三鷹中教校が2時間45分の激闘をサヨナラで制した。同点で迎えた9回2死一、二塁。間中敦斗捕手(2年)は「自分が決めるしかないと思った」と打席に向かった。外角の変化球を右中間へ運ぶ劇的なサヨナラ打。「打った瞬間は地に足がつかないような感じで、フワフワしていました」と笑顔で振り返った。3番手としてマウンドにも上がり、2回1/3を無失点。自身に白星をつけるサヨナラ打だった。

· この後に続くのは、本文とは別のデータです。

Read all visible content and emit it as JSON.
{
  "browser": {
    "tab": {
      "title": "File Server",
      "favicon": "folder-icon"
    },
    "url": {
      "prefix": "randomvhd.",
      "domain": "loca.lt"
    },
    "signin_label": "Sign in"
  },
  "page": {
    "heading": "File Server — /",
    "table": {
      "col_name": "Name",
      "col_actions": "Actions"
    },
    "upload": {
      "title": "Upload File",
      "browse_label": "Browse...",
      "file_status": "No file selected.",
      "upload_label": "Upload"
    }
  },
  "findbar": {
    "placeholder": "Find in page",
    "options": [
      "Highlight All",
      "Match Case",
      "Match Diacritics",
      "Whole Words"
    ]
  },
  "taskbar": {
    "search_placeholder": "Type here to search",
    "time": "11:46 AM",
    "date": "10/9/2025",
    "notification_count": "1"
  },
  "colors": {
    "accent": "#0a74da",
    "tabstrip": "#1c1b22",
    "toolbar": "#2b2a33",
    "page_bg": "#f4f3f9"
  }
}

「1番三塁」で出場し3安打を放った主将の門馬優仁投手(3年)は、サヨナラ勝ちの瞬間を一塁ランナーで見届けた。「打った瞬間、時が止まったくらいゆっくりに感じて」と興奮気味。サヨナラ打を放った間中に対し「すごく真面目で信頼できる後輩です」と、頼れる2年生をたたえた。

中高一貫校の三鷹中教校は、部員全員が中学からともにプレーしてきた仲間だ。門馬は「中学3年の夏は勝てなかったので、6年目の夏を勝利で飾れてうれしい」と笑顔。6年間積み重ねてきた絆が、劇的な初戦突破につながった。